# Distributed TensorFlow with Horovod

description: train tensorflow CNN model on mnist data distributed via horovod

For more information on using Horovod with TensorFlow, refer to Horovod documentation:

* [Horovod with TensorFlow](https://github.com/horovod/horovod/blob/master/docs/tensorflow.rst)
* [Horovod with Keras](https://github.com/horovod/horovod/blob/master/docs/keras.rst)

In [None]:
from azureml.core import Workspace

ws = Workspace.from_config()
ws

In [None]:
import git
from pathlib import Path

# get root of git repo
prefix = Path(git.Repo(".", search_parent_directories=True).working_tree_dir)

# training script
source_dir = prefix.joinpath(
    "code", "models", "tensorflow", "mnist-distributed-horovod"
)
script_name = "train.py"

# environment file
environment_file = prefix.joinpath("environments", "tf-gpu-horovod.yml")

# azure ml settings
environment_name = "tf-gpu-horovod"
experiment_name = "tf-mnist-distr-horovod-example"
cluster_name = "gpu-K80-2"

In [None]:
print(open(source_dir.joinpath(script_name)).read())

## Create environment

In [None]:
from azureml.core import Environment

env = Environment.from_conda_specification(environment_name, environment_file)

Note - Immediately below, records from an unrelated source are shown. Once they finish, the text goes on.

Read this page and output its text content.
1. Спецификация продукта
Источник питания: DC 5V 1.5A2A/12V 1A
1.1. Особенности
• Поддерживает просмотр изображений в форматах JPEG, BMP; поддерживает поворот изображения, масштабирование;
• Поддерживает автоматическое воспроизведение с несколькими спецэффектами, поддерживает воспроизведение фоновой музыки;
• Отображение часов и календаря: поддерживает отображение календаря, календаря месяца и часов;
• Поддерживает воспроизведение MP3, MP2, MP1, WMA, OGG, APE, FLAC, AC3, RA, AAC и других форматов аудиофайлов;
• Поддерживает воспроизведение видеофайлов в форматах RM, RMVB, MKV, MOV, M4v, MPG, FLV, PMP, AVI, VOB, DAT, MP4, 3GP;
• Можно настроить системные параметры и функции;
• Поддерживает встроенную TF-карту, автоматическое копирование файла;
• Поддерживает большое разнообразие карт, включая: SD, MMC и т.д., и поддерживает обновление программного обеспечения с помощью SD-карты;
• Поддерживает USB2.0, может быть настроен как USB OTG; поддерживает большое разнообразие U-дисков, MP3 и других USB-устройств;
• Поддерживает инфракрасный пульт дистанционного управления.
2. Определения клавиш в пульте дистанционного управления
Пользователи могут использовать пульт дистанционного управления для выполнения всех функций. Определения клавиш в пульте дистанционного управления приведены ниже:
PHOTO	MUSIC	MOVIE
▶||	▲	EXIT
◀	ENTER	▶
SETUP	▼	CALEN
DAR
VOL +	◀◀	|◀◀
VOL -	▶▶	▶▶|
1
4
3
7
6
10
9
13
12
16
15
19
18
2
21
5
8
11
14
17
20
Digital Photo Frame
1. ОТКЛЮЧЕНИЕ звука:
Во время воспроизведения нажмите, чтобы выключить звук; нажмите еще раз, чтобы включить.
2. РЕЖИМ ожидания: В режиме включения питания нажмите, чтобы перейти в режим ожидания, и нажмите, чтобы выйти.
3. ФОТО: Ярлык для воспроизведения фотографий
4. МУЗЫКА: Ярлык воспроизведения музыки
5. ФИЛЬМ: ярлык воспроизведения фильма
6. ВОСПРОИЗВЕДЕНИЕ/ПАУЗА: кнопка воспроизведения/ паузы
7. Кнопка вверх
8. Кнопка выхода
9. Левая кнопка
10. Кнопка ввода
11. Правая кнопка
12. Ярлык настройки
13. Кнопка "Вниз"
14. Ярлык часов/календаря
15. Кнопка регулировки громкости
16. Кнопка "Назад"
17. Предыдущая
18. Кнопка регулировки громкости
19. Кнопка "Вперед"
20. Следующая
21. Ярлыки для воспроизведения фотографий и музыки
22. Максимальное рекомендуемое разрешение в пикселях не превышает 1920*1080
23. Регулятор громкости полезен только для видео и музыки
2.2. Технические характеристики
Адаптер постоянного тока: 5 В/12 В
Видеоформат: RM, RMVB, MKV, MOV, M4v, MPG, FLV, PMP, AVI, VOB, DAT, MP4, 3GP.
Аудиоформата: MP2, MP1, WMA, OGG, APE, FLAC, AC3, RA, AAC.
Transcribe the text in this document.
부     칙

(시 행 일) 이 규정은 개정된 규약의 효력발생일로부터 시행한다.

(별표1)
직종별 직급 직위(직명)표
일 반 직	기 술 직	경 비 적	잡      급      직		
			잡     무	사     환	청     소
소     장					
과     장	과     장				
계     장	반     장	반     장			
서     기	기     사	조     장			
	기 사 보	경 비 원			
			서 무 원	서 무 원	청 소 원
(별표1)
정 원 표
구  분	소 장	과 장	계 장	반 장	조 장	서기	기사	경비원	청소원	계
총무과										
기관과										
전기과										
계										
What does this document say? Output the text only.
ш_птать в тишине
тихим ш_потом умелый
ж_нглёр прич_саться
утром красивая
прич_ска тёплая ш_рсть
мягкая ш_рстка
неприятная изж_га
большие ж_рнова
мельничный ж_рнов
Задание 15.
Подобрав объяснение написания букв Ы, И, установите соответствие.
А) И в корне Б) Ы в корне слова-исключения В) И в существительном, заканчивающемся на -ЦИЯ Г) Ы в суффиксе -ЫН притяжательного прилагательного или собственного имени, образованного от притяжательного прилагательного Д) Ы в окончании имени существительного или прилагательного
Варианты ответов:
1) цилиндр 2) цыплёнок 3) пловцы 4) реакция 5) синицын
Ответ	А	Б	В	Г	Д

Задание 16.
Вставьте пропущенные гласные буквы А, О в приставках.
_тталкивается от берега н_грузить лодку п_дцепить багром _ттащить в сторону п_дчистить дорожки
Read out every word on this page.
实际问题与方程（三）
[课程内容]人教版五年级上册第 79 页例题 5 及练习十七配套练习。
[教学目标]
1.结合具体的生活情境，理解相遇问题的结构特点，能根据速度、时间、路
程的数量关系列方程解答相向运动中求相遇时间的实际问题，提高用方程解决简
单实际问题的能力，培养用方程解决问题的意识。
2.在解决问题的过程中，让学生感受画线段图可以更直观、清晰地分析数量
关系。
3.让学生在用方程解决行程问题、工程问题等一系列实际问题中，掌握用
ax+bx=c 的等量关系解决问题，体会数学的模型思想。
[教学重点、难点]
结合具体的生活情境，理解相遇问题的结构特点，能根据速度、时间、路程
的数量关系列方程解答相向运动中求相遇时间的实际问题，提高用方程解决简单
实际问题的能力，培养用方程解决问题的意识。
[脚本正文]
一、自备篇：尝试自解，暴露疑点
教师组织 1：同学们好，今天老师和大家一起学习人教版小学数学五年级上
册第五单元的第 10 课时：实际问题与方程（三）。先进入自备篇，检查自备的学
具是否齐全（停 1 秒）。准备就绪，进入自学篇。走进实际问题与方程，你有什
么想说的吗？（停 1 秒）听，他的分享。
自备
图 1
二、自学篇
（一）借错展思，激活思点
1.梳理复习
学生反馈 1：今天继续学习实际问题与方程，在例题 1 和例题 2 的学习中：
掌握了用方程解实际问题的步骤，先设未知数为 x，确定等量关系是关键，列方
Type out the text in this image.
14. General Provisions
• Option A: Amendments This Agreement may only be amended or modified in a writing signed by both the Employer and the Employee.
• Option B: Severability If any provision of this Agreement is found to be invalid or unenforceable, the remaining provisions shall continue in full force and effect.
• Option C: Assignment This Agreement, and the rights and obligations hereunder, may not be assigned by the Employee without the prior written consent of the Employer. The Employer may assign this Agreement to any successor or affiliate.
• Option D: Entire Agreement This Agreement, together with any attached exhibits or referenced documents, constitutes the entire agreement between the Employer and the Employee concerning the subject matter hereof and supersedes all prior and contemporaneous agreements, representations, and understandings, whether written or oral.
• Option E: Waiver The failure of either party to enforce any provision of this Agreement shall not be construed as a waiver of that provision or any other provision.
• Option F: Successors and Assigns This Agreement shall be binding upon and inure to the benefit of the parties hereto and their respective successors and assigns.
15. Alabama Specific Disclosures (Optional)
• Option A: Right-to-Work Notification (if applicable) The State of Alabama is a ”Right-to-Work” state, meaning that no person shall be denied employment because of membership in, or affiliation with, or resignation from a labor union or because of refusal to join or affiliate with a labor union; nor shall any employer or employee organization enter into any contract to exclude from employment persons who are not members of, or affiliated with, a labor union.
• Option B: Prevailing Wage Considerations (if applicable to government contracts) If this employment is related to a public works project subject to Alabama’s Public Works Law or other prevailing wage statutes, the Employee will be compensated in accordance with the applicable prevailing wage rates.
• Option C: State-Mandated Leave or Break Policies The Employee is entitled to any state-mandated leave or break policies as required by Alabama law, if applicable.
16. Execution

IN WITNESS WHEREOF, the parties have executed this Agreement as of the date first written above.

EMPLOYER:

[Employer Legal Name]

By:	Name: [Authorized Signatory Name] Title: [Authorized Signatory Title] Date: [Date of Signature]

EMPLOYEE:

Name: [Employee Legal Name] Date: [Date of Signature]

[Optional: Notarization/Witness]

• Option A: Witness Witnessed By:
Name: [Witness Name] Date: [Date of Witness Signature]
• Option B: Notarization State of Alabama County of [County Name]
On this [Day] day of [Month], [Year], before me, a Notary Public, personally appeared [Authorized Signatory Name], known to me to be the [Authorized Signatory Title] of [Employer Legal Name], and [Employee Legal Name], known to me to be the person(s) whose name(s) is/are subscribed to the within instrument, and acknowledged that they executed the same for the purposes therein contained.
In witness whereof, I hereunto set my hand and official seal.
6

# specify a GPU base image
env.docker.enabled = True
env.docker.base_image = (
    "mcr.microsoft.com/azureml/openmpi3.1.2-cuda10.1-cudnn7-ubuntu18.04"
)

## Configure and run training job

Create a `ScriptRunConfig` to specify the training script & arguments, environment, and cluster to run on. Create an `MpiConfiguration` to run an MPI/Horovod job. Specify a `process_count_per_node` equal to the number of GPUs available per node of your cluster.

In [None]:
from azureml.core import ScriptRunConfig, Experiment
from azureml.core.runconfig import MpiConfiguration

cluster = ws.compute_targets[cluster_name]

distr_config = MpiConfiguration(process_count_per_node=2, node_count=2)

src = ScriptRunConfig(
    source_directory=source_dir,
    script=script_name,
    arguments=["--epochs", 30],
    compute_target=cluster,
    environment=env,
    distributed_job_config=distr_config,
)

In [None]:
run = Experiment(ws, experiment_name).submit(src)
run

In [None]:
from azureml.widgets import RunDetails

RunDetails(run).show()

In [None]:
run.wait_for_completion(show_output=True)